I first met Bill Buckley five years ago, after responding to an advertisement he published in the News. The ad was small, buried in the leaves of the campus daily. Beneath a soaring sea-bird were written the words, “Do you like to sail?”

Buckley, a famous political figure and author, was a legendary sailor — and back then, he was looking for a first mate to accompany him aboard his sloop Patito as he sailed on Long Island Sound. Unlike the hordes of blazer-clad conservative youth who would no doubt trade significant hardship for an audience with their hero, my only real exposure to Mr. Buckley had come from watching a DVD archive of his 1969 Firing Line debate with Noam Chomsky.

Despite these evident handicaps, he invited me for an interview over lunch. I vowed to do Noam proud.

After bloody Marys and a few glasses of wine, I remember feeling somewhat surreal, like I was a guest on his long-running program. I was having a swell time, but tried not to get too comfortable — since I was convinced that as soon as he found out I opposed the imminent Iraq invasion, our pleasant repartee would dry up. Deep into the meal and no doubt emboldened by drink, I broached the subject. There ensued a lively and quite heated discussion, at the end of which he hired me to sail with him.

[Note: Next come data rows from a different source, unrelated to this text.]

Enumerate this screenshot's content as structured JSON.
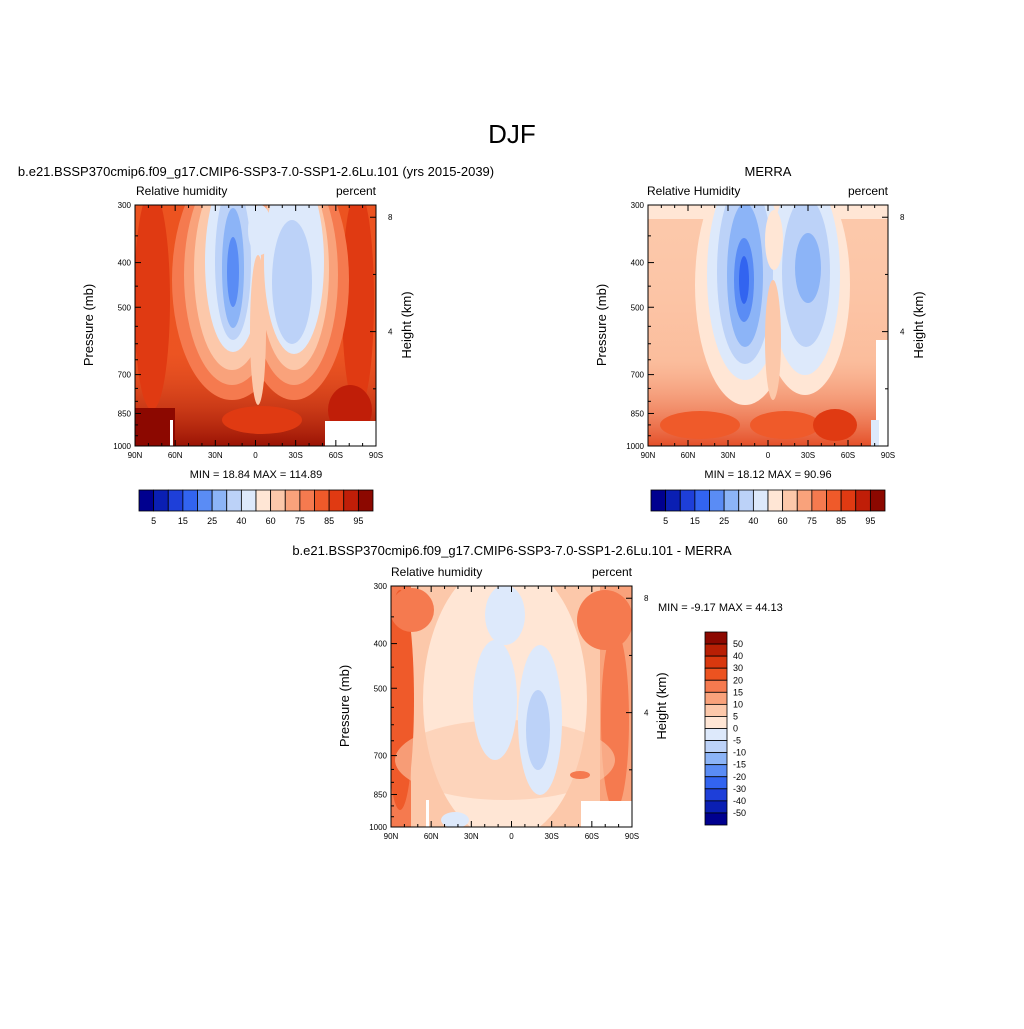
{
  "page": {
    "title": "DJF"
  },
  "colors": {
    "abs_scale": [
      "#00008f",
      "#0a1fb3",
      "#1e3fd9",
      "#3264f0",
      "#5a8cf5",
      "#8cb4f7",
      "#bcd2f8",
      "#dde9fb",
      "#ffe6d5",
      "#fcc8aa",
      "#f9a27b",
      "#f57a4f",
      "#ef5a2a",
      "#e03a12",
      "#c01e08",
      "#8c0800"
    ],
    "diff_scale": [
      "#8c0800",
      "#b81f04",
      "#d9380e",
      "#ec5320",
      "#f57a4f",
      "#f9a27b",
      "#fcc8aa",
      "#ffe6d5",
      "#dde9fb",
      "#bcd2f8",
      "#8cb4f7",
      "#5a8cf5",
      "#3264f0",
      "#1e3fd9",
      "#0a1fb3",
      "#00008f"
    ]
  },
  "chart_data": [
    {
      "type": "heatmap",
      "title": "b.e21.BSSP370cmip6.f09_g17.CMIP6-SSP3-7.0-SSP1-2.6Lu.101 (yrs 2015-2039)",
      "left_label": "Relative humidity",
      "right_label": "percent",
      "ylabel": "Pressure (mb)",
      "ylabel_right": "Height (km)",
      "x_ticks": [
        "90N",
        "60N",
        "30N",
        "0",
        "30S",
        "60S",
        "90S"
      ],
      "y_ticks": [
        "300",
        "400",
        "500",
        "700",
        "850",
        "1000"
      ],
      "y_ticks_right": [
        "8",
        "4"
      ],
      "xlim": [
        90,
        -90
      ],
      "ylim": [
        1000,
        300
      ],
      "minmax": "MIN =  18.84  MAX = 114.89",
      "colorbar_labels": [
        "5",
        "15",
        "25",
        "40",
        "60",
        "75",
        "85",
        "95"
      ]
    },
    {
      "type": "heatmap",
      "title": "MERRA",
      "left_label": "Relative Humidity",
      "right_label": "percent",
      "ylabel": "Pressure (mb)",
      "ylabel_right": "Height (km)",
      "x_ticks": [
        "90N",
        "60N",
        "30N",
        "0",
        "30S",
        "60S",
        "90S"
      ],
      "y_ticks": [
        "300",
        "400",
        "500",
        "700",
        "850",
        "1000"
      ],
      "y_ticks_right": [
        "8",
        "4"
      ],
      "xlim": [
        90,
        -90
      ],
      "ylim": [
        1000,
        300
      ],
      "minmax": "MIN =  18.12  MAX =  90.96",
      "colorbar_labels": [
        "5",
        "15",
        "25",
        "40",
        "60",
        "75",
        "85",
        "95"
      ]
    },
    {
      "type": "heatmap",
      "title": "b.e21.BSSP370cmip6.f09_g17.CMIP6-SSP3-7.0-SSP1-2.6Lu.101 - MERRA",
      "left_label": "Relative humidity",
      "right_label": "percent",
      "ylabel": "Pressure (mb)",
      "ylabel_right": "Height (km)",
      "x_ticks": [
        "90N",
        "60N",
        "30N",
        "0",
        "30S",
        "60S",
        "90S"
      ],
      "y_ticks": [
        "300",
        "400",
        "500",
        "700",
        "850",
        "1000"
      ],
      "y_ticks_right": [
        "8",
        "4"
      ],
      "xlim": [
        90,
        -90
      ],
      "ylim": [
        1000,
        300
      ],
      "minmax": "MIN =  -9.17  MAX =  44.13",
      "colorbar_labels": [
        "50",
        "40",
        "30",
        "20",
        "15",
        "10",
        "5",
        "0",
        "-5",
        "-10",
        "-15",
        "-20",
        "-30",
        "-40",
        "-50"
      ]
    }
  ]
}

That first lunch was the only time we really talked politics. I had thought it important to mark my ground, to make clear that I wasn’t about to discard my convictions (youthful as they were) just to land a sailing gig. But more significant was what I learned about Bill: He didn’t let politics dictate his friendships. Though famous for his conservative thought, he not only held court with avowed liberals, but charmed them utterly, too.

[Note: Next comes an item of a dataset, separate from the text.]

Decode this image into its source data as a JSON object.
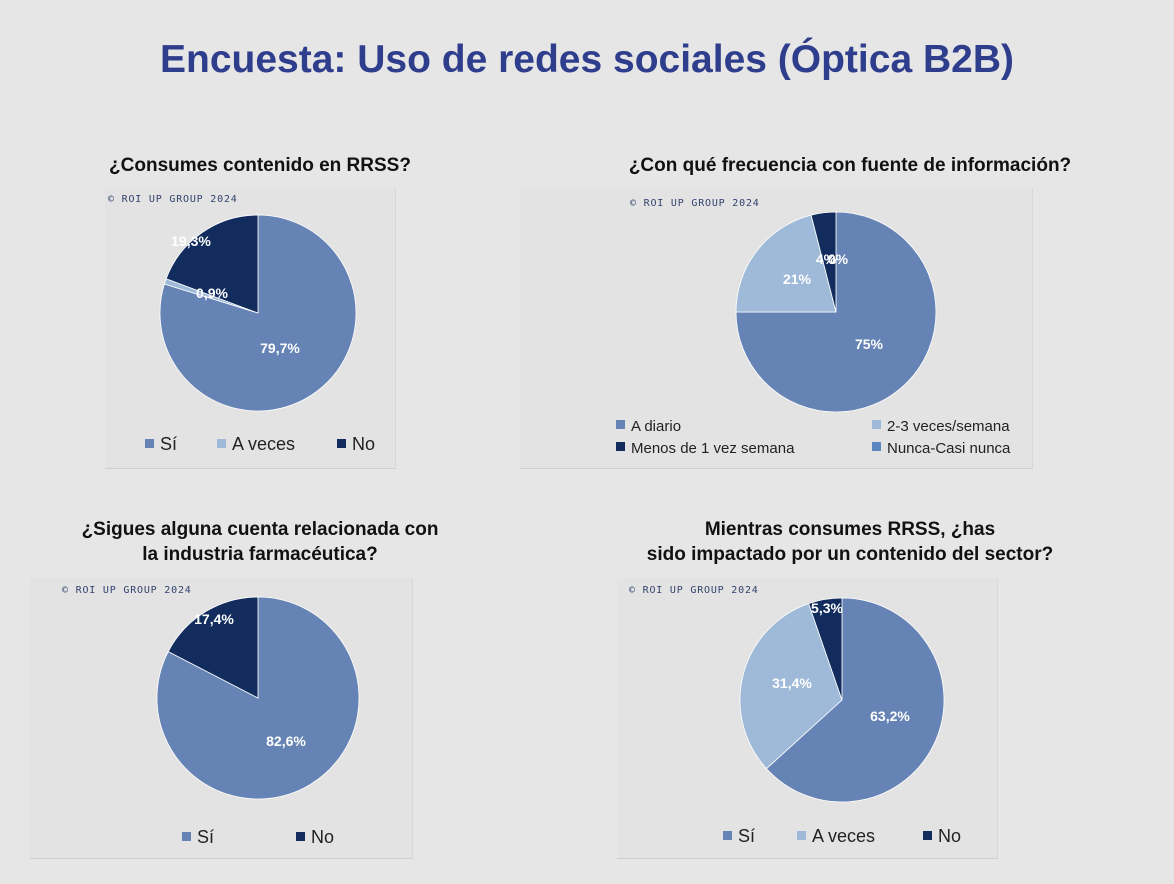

We sailed weekly in the sound that summer. Sailing with Bill Buckley was unlike anything I’d seen before, or since. The entire galley storage aboard Patito was routinely commandeered with the makings of just one lavish dinner; condiments occupied the whole starboard cupboard. We relaxed and talked with his guests, ate scandalously well and, just once, ran aground (hard!) in Stamford harbor. Bill’s absolute arsenal of $10 words made him not only a famously eloquent speaker but a potent adversary at the word game ‘ghost,’ which, perhaps not coincidentally, he always had us play. His mischievous smile and unflagging joie de vivre made those trips unforgettable.

Buckley the writer was equally remarkable. He wrote, in addition to his regular syndicated column, a full-length book every year, this he generally banged out all at once during a few short weeks abroad.

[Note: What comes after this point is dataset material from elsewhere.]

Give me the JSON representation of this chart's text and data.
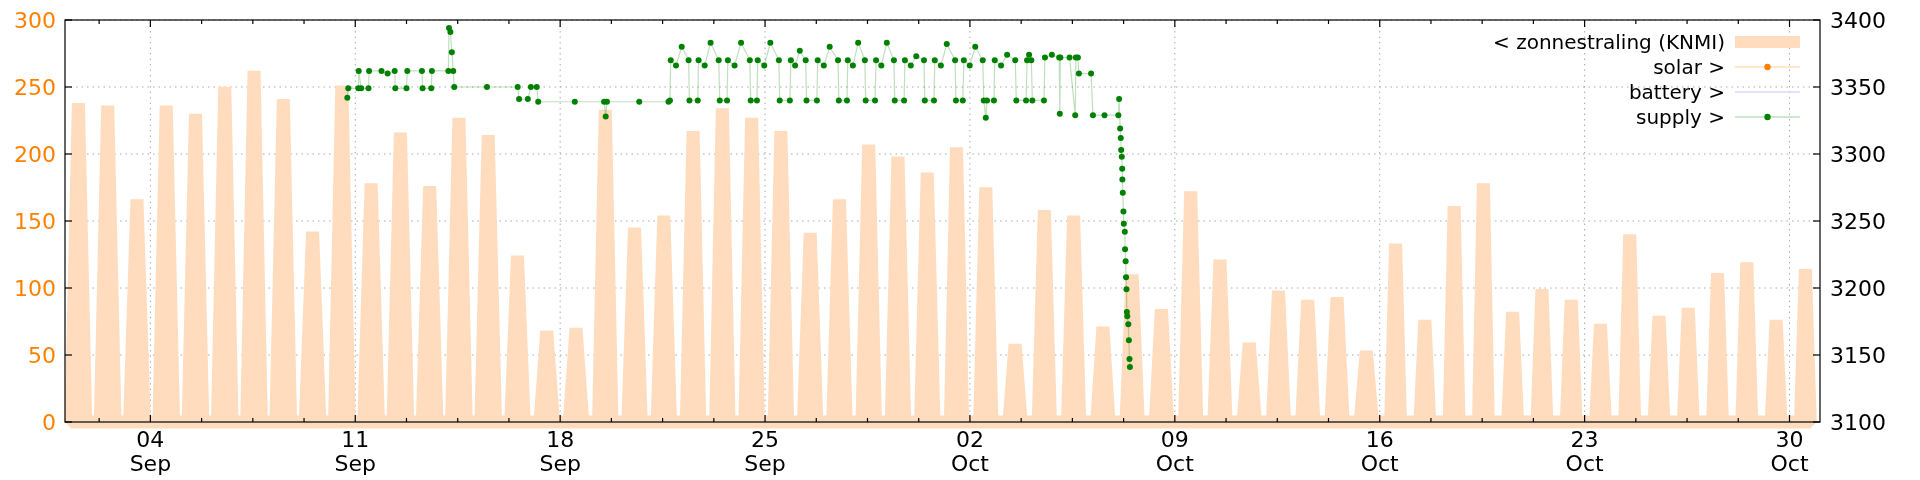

In spring 2005, I accompanied Bill and his wife Pat to the Bahamas to help work on what would be his last novel, “The Rake.” Our routine was set: We worked in the morning, broke for lunch, then took our daily walk around Lyford Cay to discuss the characters, the story and life in general. Watching a book take shape a few thousand words at a time dashed my conceptions of how a novel is written (and how long it takes) and spurred me to start one myself — an endeavor which proceeded briskly in Nassau but wallowed in Connecticut. Sharing a desk in paradise with one of the sharpest and most prolific writers of our time is a creative catalyst not easily replaced.

Through days filled with music — for which I had lugged a ‘portable’ stereo to the Bahamas in an extra suitcase — and nights dining with Pat and the most captivating guests imaginable, Bill wrote swiftly and finished the book, on time of course. In a curious echo of the culinary largesse on the boat, he shipped an enormous suitcase to Nassau packed with reams and reams of heavy-bond paper and a full-size laser printer. When you wrote with Bill, the daily drafts were not just reviewed on-screen — they were printed 40 pages per minute on resume stock.

My time with Bill stands out for me as it might for anyone: a highlight and a rarity. Each day jammed full of work and play, of life lived as it should be. Bill Buckley lived like that every day. Over the years, I was privileged to join him from time to time, to ride alongside as he wrote, sailed, laughed and lived with his legendary intensity.

William F. Buckley, Jr. stood out, truly larger than life. Anyone I ever took to meet him came away enchanted. He was much to many — a legendary political figure, a beloved author, a magnanimous gentleman — and to this Yale student, ultimately, a great friend.

Michael Seringhaus is a first year student at Yale Law School. He is an occasional columnist for the News.